Details
MAURICE BARING (1874-1946)
A collection of fifty-three black and white photographs taken by the journalist, Maurice Baring, depicting life with the Russian army in Manchuria during the Russo-Japanese war 1904-1905, including pictures of the landscape and its people, the Viceroy Alexeieff, Imperial tombs and soldiers at camp and on manoeuvres, pencil annotations in his hand on the reverse of each with titles such as 'Stragglers', 'The look out', 'Mud', 'An evening bivouac', 'With the temperature at 105°', 'Chinese under fire', 'Fording the Tai-tse-ho' and 'Lama priests'.

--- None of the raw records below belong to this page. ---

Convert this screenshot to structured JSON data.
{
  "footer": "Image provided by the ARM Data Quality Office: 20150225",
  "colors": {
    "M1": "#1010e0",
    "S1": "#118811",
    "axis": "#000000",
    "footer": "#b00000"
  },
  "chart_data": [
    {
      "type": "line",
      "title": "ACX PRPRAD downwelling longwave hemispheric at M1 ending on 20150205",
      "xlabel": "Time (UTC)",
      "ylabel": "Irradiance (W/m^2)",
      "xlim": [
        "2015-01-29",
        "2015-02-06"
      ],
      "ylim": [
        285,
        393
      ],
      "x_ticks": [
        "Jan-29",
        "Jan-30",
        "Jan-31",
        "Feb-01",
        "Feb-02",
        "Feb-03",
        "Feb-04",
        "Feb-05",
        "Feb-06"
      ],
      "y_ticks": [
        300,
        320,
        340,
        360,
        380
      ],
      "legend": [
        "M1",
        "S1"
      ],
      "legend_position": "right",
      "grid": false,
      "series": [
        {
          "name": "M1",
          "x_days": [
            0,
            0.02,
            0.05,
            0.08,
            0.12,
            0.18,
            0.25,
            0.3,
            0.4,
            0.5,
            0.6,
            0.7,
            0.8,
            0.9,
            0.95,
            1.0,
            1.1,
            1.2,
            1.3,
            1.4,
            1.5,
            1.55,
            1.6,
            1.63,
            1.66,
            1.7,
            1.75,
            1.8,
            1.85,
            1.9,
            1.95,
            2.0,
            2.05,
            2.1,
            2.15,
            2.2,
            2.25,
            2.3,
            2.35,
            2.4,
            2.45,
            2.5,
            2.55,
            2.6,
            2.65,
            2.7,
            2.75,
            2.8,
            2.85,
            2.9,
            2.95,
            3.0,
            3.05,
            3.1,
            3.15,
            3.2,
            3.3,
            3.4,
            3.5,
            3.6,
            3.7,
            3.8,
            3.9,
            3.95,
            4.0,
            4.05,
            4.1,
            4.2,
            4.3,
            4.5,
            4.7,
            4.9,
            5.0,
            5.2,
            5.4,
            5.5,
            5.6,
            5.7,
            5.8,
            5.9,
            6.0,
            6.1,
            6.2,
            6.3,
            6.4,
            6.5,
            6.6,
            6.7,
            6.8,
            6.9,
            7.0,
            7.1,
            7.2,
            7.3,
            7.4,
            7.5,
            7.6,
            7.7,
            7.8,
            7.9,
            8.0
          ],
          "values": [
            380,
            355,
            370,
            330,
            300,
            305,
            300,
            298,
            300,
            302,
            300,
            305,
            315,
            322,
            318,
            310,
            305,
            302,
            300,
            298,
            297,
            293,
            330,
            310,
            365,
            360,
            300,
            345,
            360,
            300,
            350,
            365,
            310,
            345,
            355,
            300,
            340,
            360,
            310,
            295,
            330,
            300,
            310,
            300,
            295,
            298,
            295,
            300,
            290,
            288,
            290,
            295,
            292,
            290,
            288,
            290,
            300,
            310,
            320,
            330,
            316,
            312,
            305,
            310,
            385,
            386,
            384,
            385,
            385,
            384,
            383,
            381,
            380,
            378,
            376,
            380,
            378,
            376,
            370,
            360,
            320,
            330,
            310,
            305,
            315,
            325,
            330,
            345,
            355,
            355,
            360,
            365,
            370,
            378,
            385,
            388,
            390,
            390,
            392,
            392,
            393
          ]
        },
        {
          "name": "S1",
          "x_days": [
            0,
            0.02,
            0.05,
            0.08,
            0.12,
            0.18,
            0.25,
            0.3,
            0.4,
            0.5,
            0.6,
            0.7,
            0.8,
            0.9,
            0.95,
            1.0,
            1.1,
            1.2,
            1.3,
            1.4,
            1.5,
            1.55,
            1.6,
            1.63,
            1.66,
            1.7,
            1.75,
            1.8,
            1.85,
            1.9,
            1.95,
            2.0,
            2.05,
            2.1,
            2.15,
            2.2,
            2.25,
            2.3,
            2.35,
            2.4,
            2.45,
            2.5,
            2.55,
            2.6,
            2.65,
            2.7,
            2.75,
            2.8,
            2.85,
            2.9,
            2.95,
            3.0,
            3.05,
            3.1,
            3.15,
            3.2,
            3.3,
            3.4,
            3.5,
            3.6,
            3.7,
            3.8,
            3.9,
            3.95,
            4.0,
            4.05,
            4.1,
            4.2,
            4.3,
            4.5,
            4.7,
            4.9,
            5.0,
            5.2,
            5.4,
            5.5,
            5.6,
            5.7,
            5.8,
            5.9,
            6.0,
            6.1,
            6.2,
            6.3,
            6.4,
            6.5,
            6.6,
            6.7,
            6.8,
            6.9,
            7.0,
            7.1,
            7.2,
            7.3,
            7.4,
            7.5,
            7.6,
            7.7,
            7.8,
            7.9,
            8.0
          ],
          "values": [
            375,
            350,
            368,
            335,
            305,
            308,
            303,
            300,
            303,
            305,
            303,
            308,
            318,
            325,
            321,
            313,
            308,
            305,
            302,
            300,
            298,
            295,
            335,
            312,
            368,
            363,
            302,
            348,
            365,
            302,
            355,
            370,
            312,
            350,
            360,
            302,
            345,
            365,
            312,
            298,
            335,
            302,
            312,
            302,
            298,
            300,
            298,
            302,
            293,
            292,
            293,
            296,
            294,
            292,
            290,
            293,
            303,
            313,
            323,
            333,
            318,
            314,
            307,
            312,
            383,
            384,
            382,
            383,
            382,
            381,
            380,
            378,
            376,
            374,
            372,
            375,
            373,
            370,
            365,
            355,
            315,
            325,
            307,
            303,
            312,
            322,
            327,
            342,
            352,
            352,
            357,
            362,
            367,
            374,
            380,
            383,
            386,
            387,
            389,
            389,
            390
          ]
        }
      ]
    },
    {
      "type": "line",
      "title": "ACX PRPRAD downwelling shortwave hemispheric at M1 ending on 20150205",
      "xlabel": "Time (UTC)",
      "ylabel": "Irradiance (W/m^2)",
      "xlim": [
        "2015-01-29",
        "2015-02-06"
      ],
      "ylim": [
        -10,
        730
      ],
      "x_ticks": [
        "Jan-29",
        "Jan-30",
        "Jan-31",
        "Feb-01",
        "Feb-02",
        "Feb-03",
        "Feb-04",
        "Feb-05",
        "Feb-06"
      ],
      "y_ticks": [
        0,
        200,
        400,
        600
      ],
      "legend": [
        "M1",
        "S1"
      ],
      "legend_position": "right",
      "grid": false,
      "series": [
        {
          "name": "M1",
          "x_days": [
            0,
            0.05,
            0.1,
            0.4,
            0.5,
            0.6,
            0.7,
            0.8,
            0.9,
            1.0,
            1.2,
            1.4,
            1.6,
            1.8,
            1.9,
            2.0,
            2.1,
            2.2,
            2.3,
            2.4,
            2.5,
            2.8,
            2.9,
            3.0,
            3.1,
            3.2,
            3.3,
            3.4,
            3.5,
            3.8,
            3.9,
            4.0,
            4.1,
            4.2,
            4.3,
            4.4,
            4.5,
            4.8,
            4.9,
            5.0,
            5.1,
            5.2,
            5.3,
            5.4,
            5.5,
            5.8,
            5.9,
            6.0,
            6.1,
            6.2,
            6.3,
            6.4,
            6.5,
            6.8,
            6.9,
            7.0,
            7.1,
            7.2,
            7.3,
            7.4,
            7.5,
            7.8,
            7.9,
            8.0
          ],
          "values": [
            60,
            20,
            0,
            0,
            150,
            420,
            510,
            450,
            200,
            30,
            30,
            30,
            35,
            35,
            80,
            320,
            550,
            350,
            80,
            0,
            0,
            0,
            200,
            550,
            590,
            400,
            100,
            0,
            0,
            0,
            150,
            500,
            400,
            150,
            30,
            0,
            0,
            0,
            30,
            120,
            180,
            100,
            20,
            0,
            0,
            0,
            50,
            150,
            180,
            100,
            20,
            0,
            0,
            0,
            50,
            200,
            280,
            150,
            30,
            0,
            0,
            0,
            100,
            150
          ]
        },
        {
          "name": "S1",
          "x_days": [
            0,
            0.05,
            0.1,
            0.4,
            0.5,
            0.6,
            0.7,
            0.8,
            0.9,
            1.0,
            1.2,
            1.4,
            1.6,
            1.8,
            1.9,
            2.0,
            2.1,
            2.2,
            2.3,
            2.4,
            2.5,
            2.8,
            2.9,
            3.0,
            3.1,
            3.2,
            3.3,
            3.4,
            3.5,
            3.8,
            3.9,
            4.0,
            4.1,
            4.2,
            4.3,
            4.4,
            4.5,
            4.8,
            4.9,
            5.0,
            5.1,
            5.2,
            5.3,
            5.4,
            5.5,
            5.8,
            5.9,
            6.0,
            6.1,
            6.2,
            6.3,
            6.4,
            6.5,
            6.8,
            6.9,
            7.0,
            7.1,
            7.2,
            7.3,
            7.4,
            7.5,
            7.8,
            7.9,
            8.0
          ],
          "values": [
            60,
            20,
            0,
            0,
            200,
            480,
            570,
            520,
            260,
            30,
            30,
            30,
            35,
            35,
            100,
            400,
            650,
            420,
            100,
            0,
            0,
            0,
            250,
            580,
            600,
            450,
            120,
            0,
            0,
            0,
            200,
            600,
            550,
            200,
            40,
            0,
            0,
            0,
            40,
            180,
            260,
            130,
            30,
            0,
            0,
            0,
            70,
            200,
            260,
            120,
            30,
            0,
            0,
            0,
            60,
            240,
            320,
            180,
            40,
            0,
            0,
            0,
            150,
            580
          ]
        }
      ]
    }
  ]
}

With a black and white portrait photograph, head and shoulders, of Maurice Baring in uniform and a book review cut from Vanity Fair, June 25th 1905, 'Mr. Baring's excellent book is full of things that are interesting and things that are amusing. It will enable the reader to understand Russian character, and see as much as one man can show of the great war in its actuality'.
(54)
Provenance
Given by Maurice Baring to his friend, Countess Alexander Benckendorff (Sofia Petrovna), and thence by descent.

Lot Essay

Maurice Baring was war correspondent for the Morning Post when these pictures were taken. The letters he wrote from the front were published in the newspaper and subsequently formed the basis of his book With the Russians in Manchuria, published in 1905.